Cestari Tania F, Souza Cacilda da Silva, Azulay-Abulafia Luna, Romiti Ricardo, Carvalho André V E, Silva de Castro Caio César, Marques Sílvio Alencar, Antonio João Roberto, Fabrício Lincoln, Soliman Ahmed M, Wu Tianshuang, Sinvhal Ranjeeta, Stakias Vassilis, Song Alexandra P, Kalabic Jasmina, Martin Naomi, Oyafuso Luiza Keiko Matsuka
Department of Dermatology, Hospital de Clínicas de Porto Alegre, Universidade Federal do Rio Grande do Sul, Porto Alegre, RS, Brazil.
Division of Dermatology, Faculdade de Medicina de Ribeirão Preto, Universidade de São Paulo, Ribeirão Preto, SP, Brazil.

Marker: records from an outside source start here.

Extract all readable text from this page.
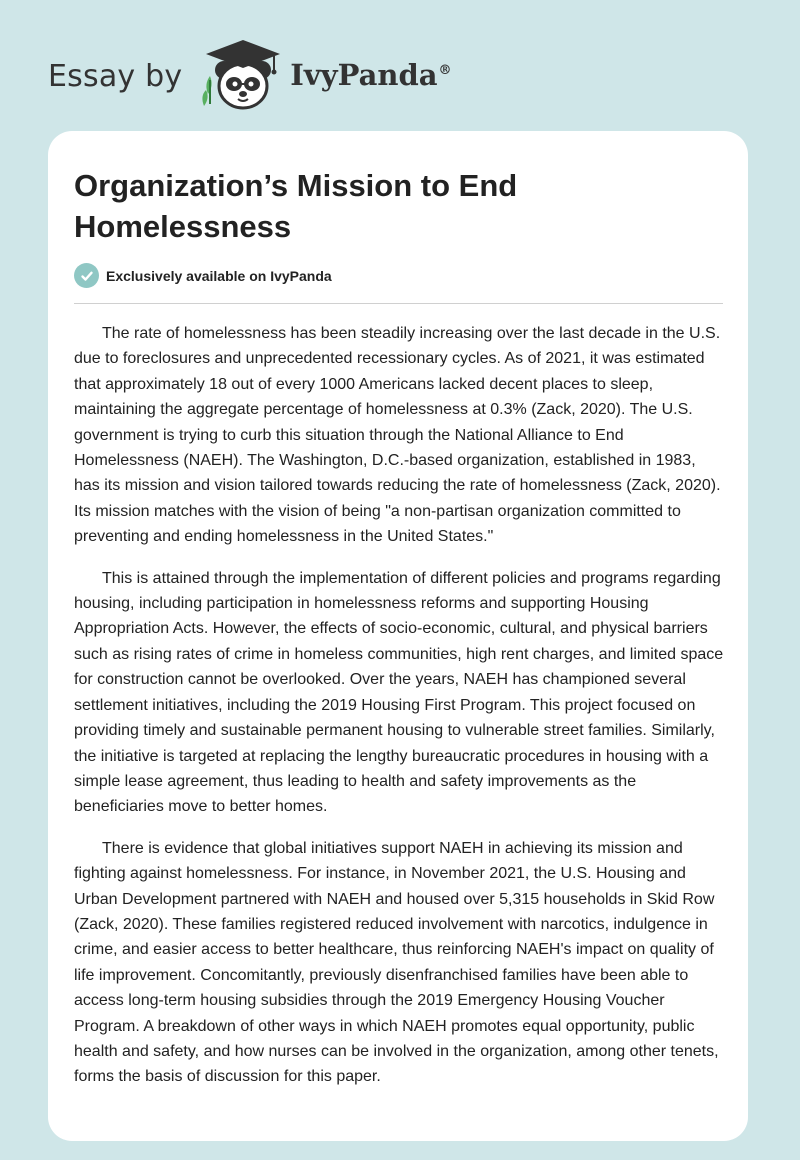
Essay by	IvyPanda®
Organization’s Mission to End Homelessness
Exclusively available on IvyPanda

The rate of homelessness has been steadily increasing over the last decade in the U.S. due to foreclosures and unprecedented recessionary cycles. As of 2021, it was estimated that approximately 18 out of every 1000 Americans lacked decent places to sleep, maintaining the aggregate percentage of homelessness at 0.3% (Zack, 2020). The U.S. government is trying to curb this situation through the National Alliance to End Homelessness (NAEH). The Washington, D.C.-based organization, established in 1983, has its mission and vision tailored towards reducing the rate of homelessness (Zack, 2020). Its mission matches with the vision of being "a non-partisan organization committed to preventing and ending homelessness in the United States."

This is attained through the implementation of different policies and programs regarding housing, including participation in homelessness reforms and supporting Housing Appropriation Acts. However, the effects of socio-economic, cultural, and physical barriers such as rising rates of crime in homeless communities, high rent charges, and limited space for construction cannot be overlooked. Over the years, NAEH has championed several settlement initiatives, including the 2019 Housing First Program. This project focused on providing timely and sustainable permanent housing to vulnerable street families. Similarly, the initiative is targeted at replacing the lengthy bureaucratic procedures in housing with a simple lease agreement, thus leading to health and safety improvements as the beneficiaries move to better homes.

There is evidence that global initiatives support NAEH in achieving its mission and fighting against homelessness. For instance, in November 2021, the U.S. Housing and Urban Development partnered with NAEH and housed over 5,315 households in Skid Row (Zack, 2020). These families registered reduced involvement with narcotics, indulgence in crime, and easier access to better healthcare, thus reinforcing NAEH's impact on quality of life improvement. Concomitantly, previously disenfranchised families have been able to access long-term housing subsidies through the 2019 Emergency Housing Voucher Program. A breakdown of other ways in which NAEH promotes equal opportunity, public health and safety, and how nurses can be involved in the organization, among other tenets, forms the basis of discussion for this paper.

An Bras Dermatol. 2025 Mar-Apr;100(2):260-271. doi: 10.1016/j.abd.2024.08.002. Epub 2024 Dec 7.
Psoriasis, a chronic, inflammatory skin disease, requires long-term therapy. Risankizumab is a humanized immunoglobulin G1 monoclonal antibody that specifically inhibits interleukin 23 by binding to its p19 subunit.
The authors assessed the efficacy and safety of risankizumab compared with methotrexate in adults with moderate-to-severe plaque psoriasis.
IMMbrace was a phase 3, multicenter, randomized, double-blind, double-dummy, active-controlled study. Patients received subcutaneous risankizumab 150 mg at weeks 0, 4, and 16 plus oral placebo weekly, or oral methotrexate 5 mg weekly (with dose escalation up to 25 mg based on response and tolerability) plus subcutaneous placebo at weeks 0, 4, and 16. Primary efficacy endpoints were the proportions of patients who achieved ≥ 90% improvement in Psoriasis Area and Severity Index (PASI90) and static Physician's Global Assessment of clear/almost clear (sPGA 0/1) at week 28. Safety was also assessed.
Among 98 patients randomized (risankizumab, n = 50; methotrexate, n = 48), 95 completed the double-blind period. At week 28, significantly higher proportions of patients treated with risankizumab versus methotrexate achieved PASI90 (84.0% vs. 35.4%; p < 0.001); sPGA 0/1 was achieved by 90.0% and 64.6% of patients in the risankizumab and methotrexate groups (p ≤ 0.001). Risankizumab efficacy was maintained throughout week 112. Adverse event rates were similar in the two groups.
The sample size was small due to the difficulty of recruiting patients without methotrexate use.
Risankizumab demonstrated superior efficacy over methotrexate at week 28; efficacy was maintained, and no new safety findings were observed through week 112.
银屑病是一种慢性炎症性皮肤病,需要长期治疗。瑞莎珠单抗是一种人源化免疫球蛋白G1单克隆抗体,通过与其p19亚基结合特异性抑制白细胞介素23。
作者评估了在中度至重度斑块状银屑病成人患者中,与甲氨蝶呤相比,瑞莎珠单抗的疗效和安全性。
IMMbrace是一项3期、多中心、随机、双盲、双模拟、活性对照研究。患者在第0、4和16周接受皮下注射150mg瑞莎珠单抗,每周口服安慰剂,或每周口服5mg甲氨蝶呤(根据反应和耐受性剂量可增至25mg),并在第0、4和16周接受皮下注射安慰剂。主要疗效终点是在第28周达到银屑病面积和严重程度指数改善≥90%(PASI90)以及静态医师整体评估为清除/几乎清除(sPGA 0/1)的患者比例。同时也评估了安全性。
在98例随机分组的患者中(瑞莎珠单抗组n = 50;甲氨蝶呤组n = 48),95例完成了双盲期。在第28周,与甲氨蝶呤相比,接受瑞莎珠单抗治疗的患者达到PASI90的比例显著更高(84.0%对35.4%;p < 0.001);瑞莎珠单抗组和甲氨蝶呤组分别有90.0%和64.6%的患者达到sPGA 0/1(p≤0.001)。瑞莎珠单抗的疗效在第112周期间一直维持。两组的不良事件发生率相似。
由于招募未使用过甲氨蝶呤的患者存在困难,样本量较小。
在第28周时,瑞莎珠单抗显示出优于甲氨蝶呤的疗效;疗效得以维持,并且在第112周期间未观察到新的安全性发现。